I started doing this a few months ago as a Sunday habit, and my phone feels noticeably smoother.
Pages load faster, apps feel snappier, and those little Safari hiccups I used to blame on iOS are mostly gone.
New iPhones and iOS updates work best when your device isn’t carrying around old baggage.
Cache is basically digital clutter—tiny files from every website you’ve visited, images, scripts, cookies, trackers—all saved to make sites load faster next time. That works fine… until it doesn’t.
Most people spend more than five hours a day on their iPhone. Multiply that by months or years of browsing, and you’ve got a mountain of data slowing things down.
For iPhone 17, which will ship with the latest iOS update, clearing your cache is like giving your device a fresh coat of paint before you move in.
It frees storage, prevents minor glitches, and can even speed up your first-time experience on a brand-new phone.
How to clear Safari’s cache
To clear the cache on Safari, follow these steps:
Open the Settings app, scroll down, and tap Safari.

Next, tap Clear History and Website Data under the “History and Website Data” section.
You’ll have access to more refined options. The defaults are set to be very conservative, but feel free to dive deeper to customize things more precisely.

When finished, tap the Clear History button at the bottom.

This will log you out of websites, but your passwords and autofill info remain intact.
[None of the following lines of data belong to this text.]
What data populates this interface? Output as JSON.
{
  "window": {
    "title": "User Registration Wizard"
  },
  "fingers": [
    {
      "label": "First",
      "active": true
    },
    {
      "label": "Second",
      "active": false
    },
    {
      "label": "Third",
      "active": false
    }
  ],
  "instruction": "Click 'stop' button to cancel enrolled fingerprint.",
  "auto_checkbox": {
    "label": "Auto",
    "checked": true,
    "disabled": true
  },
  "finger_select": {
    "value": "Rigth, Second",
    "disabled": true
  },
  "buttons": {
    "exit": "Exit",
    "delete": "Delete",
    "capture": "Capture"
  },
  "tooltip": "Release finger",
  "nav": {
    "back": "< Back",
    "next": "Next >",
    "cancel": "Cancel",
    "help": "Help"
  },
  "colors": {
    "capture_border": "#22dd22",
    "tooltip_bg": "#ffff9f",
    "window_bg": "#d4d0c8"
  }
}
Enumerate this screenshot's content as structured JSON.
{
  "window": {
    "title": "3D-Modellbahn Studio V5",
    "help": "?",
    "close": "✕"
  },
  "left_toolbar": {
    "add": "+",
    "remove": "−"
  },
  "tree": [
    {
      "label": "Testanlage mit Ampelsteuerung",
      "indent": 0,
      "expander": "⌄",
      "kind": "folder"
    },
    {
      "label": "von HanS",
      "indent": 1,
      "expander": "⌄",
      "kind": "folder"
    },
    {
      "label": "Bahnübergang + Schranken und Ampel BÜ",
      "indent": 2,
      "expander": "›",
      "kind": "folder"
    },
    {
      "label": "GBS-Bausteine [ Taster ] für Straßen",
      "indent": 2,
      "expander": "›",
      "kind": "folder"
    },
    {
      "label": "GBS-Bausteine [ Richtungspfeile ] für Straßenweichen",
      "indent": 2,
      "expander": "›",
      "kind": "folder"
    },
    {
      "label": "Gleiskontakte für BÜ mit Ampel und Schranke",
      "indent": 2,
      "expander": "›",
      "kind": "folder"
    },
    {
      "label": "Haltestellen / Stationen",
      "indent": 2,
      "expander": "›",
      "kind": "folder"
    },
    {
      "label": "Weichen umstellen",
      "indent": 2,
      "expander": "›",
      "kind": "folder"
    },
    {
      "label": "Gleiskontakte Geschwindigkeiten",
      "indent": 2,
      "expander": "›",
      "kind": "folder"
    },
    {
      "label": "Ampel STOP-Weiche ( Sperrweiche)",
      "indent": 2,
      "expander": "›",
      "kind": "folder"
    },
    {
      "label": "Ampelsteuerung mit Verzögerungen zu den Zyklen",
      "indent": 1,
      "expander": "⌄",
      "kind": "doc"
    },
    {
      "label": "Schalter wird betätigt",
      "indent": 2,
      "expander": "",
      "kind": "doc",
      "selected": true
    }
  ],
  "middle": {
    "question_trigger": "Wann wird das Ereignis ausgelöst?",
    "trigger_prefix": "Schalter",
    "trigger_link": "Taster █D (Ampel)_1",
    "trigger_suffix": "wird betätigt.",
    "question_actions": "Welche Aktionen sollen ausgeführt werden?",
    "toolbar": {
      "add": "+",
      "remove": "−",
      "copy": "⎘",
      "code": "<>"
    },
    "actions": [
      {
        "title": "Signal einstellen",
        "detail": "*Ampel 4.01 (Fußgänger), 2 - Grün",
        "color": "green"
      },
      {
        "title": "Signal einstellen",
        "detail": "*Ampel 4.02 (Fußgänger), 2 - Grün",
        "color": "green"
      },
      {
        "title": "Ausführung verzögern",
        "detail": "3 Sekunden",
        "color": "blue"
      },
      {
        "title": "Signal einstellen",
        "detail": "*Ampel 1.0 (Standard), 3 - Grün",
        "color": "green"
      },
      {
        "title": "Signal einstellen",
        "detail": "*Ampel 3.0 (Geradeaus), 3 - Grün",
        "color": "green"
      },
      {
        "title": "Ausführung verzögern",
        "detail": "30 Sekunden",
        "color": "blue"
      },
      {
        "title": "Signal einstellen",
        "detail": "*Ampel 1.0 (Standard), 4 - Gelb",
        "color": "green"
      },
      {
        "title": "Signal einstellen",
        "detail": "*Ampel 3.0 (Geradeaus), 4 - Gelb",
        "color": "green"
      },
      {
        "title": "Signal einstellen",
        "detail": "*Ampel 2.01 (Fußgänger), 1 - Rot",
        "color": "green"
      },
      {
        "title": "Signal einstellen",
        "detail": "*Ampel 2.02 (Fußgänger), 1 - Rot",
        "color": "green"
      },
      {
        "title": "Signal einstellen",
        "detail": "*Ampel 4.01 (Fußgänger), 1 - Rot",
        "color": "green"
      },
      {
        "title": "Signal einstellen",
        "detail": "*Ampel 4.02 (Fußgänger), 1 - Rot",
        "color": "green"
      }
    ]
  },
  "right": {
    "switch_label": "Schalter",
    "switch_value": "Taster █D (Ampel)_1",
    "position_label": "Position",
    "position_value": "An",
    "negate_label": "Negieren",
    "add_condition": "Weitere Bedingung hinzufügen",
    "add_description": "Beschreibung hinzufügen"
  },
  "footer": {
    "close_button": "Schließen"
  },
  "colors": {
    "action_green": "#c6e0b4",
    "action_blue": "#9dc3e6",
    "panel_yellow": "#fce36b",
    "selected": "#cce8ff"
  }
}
It also clears cookies and cached images, which is the bulk of the data, slowing your phone.
If Chrome is your main browser
Not everyone is a fan of Safari. If Chrome is your browser of choice, here’s how you can clear its cache.
Open Chrome and tap the three dots in the lower-right corner.

Tap Delete Browsing Data.

Choose what to remove: browsing history, tabs, cookies, cached images, passwords, and autofill data.
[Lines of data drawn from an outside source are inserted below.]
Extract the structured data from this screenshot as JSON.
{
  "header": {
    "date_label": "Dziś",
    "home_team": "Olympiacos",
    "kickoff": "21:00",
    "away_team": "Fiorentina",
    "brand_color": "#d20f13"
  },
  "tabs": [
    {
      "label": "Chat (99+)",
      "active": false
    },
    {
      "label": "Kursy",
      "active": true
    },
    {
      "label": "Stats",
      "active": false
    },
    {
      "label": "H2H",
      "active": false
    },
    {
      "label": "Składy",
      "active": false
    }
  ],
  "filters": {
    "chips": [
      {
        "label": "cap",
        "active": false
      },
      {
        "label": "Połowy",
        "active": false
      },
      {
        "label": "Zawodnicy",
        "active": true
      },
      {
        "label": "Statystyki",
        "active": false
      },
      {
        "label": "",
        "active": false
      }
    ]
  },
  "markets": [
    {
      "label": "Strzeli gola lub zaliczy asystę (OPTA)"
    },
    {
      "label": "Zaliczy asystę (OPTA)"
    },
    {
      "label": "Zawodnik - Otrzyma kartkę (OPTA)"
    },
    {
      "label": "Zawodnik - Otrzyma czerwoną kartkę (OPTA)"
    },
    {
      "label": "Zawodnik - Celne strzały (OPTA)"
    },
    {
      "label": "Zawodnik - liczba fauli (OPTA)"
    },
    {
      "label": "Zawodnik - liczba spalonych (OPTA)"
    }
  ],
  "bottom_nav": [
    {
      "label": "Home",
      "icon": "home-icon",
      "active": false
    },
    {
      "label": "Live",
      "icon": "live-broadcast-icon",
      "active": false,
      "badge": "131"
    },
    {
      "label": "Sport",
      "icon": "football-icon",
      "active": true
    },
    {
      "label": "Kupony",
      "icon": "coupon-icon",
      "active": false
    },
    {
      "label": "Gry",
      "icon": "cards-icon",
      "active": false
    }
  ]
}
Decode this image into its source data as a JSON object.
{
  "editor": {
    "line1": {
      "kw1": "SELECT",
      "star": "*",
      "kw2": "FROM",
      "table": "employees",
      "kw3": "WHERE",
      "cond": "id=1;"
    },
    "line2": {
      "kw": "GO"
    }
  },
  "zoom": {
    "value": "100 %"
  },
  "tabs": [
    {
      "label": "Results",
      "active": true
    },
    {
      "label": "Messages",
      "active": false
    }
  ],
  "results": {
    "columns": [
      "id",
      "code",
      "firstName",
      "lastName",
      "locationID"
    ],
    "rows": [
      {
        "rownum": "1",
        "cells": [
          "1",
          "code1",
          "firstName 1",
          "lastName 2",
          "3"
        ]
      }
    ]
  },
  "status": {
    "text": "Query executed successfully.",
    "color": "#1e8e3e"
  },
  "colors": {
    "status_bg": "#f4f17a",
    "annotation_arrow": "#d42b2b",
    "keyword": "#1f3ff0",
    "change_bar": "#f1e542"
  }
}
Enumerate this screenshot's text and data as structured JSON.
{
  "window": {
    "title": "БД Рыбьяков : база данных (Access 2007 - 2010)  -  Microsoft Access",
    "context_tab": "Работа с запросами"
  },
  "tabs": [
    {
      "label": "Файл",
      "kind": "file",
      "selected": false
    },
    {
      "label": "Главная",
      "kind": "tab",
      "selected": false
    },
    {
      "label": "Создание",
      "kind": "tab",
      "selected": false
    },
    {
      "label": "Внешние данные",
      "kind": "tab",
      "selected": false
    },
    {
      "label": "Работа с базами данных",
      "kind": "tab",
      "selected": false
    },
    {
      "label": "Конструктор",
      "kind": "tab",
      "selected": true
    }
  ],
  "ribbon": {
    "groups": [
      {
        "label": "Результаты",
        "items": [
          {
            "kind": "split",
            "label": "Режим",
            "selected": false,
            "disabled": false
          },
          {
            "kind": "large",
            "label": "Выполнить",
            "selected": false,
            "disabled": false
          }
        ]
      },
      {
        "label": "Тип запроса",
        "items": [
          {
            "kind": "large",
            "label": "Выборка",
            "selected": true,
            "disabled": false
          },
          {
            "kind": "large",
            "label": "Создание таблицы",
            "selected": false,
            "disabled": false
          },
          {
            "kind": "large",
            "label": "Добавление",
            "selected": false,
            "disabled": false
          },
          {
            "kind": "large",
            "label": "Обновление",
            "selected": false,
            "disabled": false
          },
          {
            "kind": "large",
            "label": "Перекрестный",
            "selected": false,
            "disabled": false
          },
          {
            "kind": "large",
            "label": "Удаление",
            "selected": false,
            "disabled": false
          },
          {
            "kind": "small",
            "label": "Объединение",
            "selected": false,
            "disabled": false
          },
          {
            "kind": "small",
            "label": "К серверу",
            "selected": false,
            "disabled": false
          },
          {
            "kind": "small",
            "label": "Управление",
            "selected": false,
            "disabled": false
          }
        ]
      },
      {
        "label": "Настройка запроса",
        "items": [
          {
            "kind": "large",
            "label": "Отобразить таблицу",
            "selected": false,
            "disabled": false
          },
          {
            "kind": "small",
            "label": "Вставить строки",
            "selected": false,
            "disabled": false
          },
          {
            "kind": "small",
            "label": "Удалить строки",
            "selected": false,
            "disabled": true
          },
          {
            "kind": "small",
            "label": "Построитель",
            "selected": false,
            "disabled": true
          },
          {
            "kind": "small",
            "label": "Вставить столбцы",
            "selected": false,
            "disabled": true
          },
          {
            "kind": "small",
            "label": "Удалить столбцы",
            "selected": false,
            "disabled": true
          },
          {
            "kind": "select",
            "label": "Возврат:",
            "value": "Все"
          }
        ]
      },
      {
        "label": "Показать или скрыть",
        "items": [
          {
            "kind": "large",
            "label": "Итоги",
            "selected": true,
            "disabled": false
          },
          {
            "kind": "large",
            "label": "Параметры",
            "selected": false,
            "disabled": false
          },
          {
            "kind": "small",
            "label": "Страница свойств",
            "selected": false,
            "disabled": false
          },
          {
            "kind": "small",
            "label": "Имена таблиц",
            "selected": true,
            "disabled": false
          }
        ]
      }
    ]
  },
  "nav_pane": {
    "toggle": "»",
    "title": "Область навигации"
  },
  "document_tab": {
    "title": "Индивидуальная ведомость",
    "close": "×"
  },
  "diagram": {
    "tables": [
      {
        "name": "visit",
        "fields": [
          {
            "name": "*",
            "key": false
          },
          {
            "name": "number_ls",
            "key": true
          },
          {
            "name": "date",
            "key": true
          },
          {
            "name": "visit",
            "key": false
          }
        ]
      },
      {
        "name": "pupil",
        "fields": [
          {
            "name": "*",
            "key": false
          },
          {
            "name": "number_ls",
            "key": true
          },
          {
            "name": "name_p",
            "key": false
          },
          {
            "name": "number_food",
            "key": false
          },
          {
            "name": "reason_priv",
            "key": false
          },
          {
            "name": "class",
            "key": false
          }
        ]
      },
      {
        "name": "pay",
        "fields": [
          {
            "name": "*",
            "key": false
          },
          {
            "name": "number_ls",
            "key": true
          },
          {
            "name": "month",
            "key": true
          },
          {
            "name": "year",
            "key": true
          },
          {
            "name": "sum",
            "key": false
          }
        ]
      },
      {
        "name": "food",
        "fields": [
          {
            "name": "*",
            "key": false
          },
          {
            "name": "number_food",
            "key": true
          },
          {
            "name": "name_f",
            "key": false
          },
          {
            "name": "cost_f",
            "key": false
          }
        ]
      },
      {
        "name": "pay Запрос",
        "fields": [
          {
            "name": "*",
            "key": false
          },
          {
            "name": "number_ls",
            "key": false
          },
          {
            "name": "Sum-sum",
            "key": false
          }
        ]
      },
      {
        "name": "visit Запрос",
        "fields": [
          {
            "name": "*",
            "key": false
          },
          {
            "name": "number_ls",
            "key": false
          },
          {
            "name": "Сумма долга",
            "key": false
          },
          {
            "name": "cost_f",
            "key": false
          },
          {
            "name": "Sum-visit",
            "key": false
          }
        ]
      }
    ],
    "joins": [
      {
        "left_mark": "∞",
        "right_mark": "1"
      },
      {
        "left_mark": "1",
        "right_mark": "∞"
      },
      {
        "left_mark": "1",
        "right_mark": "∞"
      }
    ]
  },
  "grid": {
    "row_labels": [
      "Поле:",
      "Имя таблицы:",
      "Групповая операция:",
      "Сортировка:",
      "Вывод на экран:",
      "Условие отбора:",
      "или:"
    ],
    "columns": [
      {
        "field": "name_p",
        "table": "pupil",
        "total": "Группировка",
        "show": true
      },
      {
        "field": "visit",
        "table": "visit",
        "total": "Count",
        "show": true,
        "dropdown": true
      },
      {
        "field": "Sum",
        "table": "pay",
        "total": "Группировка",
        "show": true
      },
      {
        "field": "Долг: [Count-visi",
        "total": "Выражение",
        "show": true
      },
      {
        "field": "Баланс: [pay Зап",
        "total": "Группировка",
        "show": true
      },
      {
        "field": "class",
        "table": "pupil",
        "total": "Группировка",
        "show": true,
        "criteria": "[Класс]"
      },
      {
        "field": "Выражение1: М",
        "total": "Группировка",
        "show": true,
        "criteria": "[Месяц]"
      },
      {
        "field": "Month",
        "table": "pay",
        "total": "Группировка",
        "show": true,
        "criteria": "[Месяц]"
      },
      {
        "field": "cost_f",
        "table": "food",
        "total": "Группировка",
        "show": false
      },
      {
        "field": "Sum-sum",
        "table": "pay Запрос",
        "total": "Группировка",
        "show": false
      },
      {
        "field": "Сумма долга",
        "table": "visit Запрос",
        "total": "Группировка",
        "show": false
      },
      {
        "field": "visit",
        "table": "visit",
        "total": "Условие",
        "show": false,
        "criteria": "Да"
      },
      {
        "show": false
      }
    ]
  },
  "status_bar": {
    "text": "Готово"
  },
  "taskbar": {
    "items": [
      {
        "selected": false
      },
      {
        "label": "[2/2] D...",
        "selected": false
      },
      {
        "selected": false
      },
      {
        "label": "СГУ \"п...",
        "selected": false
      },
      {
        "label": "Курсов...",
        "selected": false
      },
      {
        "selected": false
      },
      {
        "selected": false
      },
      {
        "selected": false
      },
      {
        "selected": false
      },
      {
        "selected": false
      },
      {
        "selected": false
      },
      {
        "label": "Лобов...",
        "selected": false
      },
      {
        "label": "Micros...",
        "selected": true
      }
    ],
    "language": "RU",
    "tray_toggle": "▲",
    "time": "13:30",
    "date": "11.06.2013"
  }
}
Next, pick a timeframe. You can select All Time to start completely fresh.

Tap Delete Browsing Data.
Chrome won’t close your tabs, but when you revisit them, you’ll need to log back into sites. That’s the trade-off for a cleaner, faster browser.
Why this matters more than you think
Clearing cache is one of those things you don’t notice until you do it. After the first clear, Safari feels snappier. Pages load faster. Storage opens up a couple of gigabytes.
If you’re upgrading to iPhone 17, skipping this step is like moving into a new apartment without cleaning the old one first; you’ll inherit all the clutter and little annoyances.
Make it a habit. Even once a week or right before a major update can keep your phone running clean and smooth. It’s not glamorous, but it works.
So before you get your hands on the iPhone 17, take 15 seconds, clear that cache, and give your new phone the fresh start it deserves.